For SemEval-2023 Task 5, we have submitted three DeBERTaV3[LARGE] models to tackle the first subtask, classifying spoiler types (passage, phrase, multi) of clickbait web articles. The choice of basic parameters like sequence length with BERT[BASE] uncased and further approaches were then tested with DeBERTaV3[BASE] only moving the most promising ones to DeBERTaV3[LARGE]. Our research showed that information-placement on webpages is often optimized regarding e.g. ad-placement Those informations are usually described within the webpages markup which is why we conducted an approach that takes this into account.
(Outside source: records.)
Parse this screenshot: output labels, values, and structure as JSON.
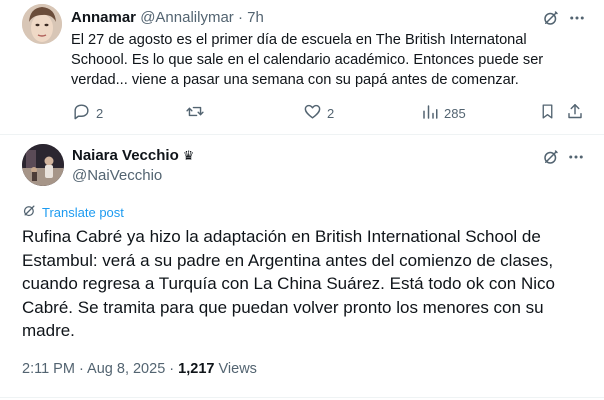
{
  "reply": {
    "name": "Annamar",
    "handle": "@Annalilymar",
    "separator": "·",
    "time": "7h",
    "lines": [
      "El 27 de agosto es el primer día de escuela en The British Internatonal",
      "Schoool.  Es lo que sale en el calendario académico. Entonces puede ser",
      "verdad... viene a pasar una semana con su papá antes de comenzar."
    ],
    "actions": {
      "replies": "2",
      "retweets": "",
      "likes": "2",
      "views": "285"
    },
    "more_label": "···"
  },
  "main": {
    "name": "Naiara Vecchio",
    "name_badge": "♛",
    "handle": "@NaiVecchio",
    "translate_label": "Translate post",
    "lines": [
      "Rufina Cabré ya hizo la adaptación en British International School de",
      "Estambul: verá a su padre en Argentina antes del comienzo de clases,",
      "cuando regresa a Turquía con La China Suárez. Está todo ok con Nico",
      "Cabré. Se tramita para que puedan volver pronto los menores con su",
      "madre."
    ],
    "time": "2:11 PM",
    "separator": "·",
    "date": "Aug 8, 2025",
    "views_count": "1,217",
    "views_label": "Views",
    "more_label": "···"
  },
  "icons": {
    "reply": "reply-icon",
    "retweet": "retweet-icon",
    "like": "heart-icon",
    "views": "views-chart-icon",
    "bookmark": "bookmark-icon",
    "share": "share-icon",
    "grok": "grok-icon",
    "more": "more-icon",
    "translate": "globe-icon"
  },
  "colors": {
    "text": "#0f1419",
    "secondary": "#536471",
    "link": "#1d9bf0",
    "divider": "#eff3f4"
  }
}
Overall we could not manage to beat the baseline, which we lead down to three reasons: First we only crawled markup for Huffington Post articles, extracting only p- and a-tags which will not cover enough aspects of a webpages design. Second Huffington Post articles are overrepresented in the given dataset, which, third, shows an imbalance towards the spoiler tags. We highly suggest re-annotating the given dataset to use markup-optimized models like MarkupLM or TIE and to clear it from embedded articles like “Yahoo” or archives like “” or “web.archive” to avoid noise. Also, the imbalance should be tackled by adding articles from sources other than Huffington Post, considering that also multi-tagged entries should be balanced towards passage- and phrase-tagged ones.